Court did however uphold the tortious interference claims against FSA and FSM for interfering with the physician-owner provider contracts with Aetna, by inducing those physicians to not collect patient responsibility payments. Matter survived summary judgment.”
Huntingdon allegedly offered doctors stakeholder ownership in the surgery center in return for patient referrals and waived millions of dollars in member responsibility fees to encourage patients to not use the insurer’s in-network services. Aetna and Huntingdon Valley have since settled out of court for a large undisclosed amount for the claims.

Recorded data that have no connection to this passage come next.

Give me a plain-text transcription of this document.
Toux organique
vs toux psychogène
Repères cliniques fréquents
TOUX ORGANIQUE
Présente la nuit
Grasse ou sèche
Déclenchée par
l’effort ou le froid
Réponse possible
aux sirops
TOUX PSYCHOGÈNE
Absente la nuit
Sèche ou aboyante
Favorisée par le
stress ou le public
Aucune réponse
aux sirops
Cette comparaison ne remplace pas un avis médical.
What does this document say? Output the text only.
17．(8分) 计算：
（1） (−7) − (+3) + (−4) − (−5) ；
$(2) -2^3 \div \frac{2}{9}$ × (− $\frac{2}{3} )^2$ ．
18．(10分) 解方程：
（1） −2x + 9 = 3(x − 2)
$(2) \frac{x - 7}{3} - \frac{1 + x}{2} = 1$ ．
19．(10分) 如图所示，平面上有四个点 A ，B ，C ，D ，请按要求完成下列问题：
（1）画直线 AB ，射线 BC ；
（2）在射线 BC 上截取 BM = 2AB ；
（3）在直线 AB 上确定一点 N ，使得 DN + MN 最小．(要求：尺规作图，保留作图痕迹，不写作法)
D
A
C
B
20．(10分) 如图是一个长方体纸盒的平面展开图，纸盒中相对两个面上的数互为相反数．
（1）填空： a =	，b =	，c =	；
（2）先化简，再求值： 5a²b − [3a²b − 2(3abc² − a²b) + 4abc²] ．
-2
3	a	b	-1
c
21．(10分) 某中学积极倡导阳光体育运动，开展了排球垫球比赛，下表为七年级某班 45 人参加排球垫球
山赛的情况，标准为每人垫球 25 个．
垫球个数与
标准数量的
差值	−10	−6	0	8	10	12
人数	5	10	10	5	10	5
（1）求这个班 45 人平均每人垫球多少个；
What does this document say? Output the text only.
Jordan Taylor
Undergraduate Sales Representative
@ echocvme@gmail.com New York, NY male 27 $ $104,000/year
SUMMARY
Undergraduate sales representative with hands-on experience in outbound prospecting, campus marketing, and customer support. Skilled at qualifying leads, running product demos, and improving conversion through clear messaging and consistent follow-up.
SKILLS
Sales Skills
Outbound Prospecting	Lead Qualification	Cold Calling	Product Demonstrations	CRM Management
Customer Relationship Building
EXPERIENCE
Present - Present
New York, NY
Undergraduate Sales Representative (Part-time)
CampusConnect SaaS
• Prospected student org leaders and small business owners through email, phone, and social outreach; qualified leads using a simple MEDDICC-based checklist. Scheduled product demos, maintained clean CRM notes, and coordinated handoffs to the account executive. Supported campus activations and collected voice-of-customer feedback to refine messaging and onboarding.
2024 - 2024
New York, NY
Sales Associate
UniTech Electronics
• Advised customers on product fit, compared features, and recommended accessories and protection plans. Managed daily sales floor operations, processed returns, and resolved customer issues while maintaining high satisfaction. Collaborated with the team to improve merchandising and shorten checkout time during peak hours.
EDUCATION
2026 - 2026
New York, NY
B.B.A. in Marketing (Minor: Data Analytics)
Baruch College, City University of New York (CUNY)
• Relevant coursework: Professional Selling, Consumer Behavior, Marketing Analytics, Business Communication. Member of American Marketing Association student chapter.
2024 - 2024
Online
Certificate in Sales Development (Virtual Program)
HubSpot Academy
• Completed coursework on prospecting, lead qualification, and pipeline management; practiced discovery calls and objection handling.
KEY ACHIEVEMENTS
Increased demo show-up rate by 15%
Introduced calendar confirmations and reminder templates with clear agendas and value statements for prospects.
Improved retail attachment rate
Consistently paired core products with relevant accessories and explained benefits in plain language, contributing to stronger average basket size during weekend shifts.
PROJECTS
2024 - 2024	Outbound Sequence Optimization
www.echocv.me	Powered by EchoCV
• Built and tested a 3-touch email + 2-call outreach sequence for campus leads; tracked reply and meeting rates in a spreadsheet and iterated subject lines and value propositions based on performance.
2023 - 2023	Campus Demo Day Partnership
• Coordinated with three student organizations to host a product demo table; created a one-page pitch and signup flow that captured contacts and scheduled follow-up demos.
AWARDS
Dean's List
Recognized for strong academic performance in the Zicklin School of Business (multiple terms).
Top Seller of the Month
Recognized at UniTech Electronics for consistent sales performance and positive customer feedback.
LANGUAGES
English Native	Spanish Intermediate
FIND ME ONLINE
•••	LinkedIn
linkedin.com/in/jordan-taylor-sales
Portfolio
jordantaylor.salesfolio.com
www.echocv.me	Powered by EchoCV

There are two major things that every OON provider should do when faced with an audit. Send a first and second level appeal on all cases, exhausting all administrative remedies. While also, balance billing all patients. Under most states law providers have between four to six years (depending on the state) to pursue patients for balances under the theory of breach of contract. So, any patient that you have not received payment-in-full from you want to make sure to balance bill immediately.
Staying calm and reacting properly is KEY when dealing with an audit.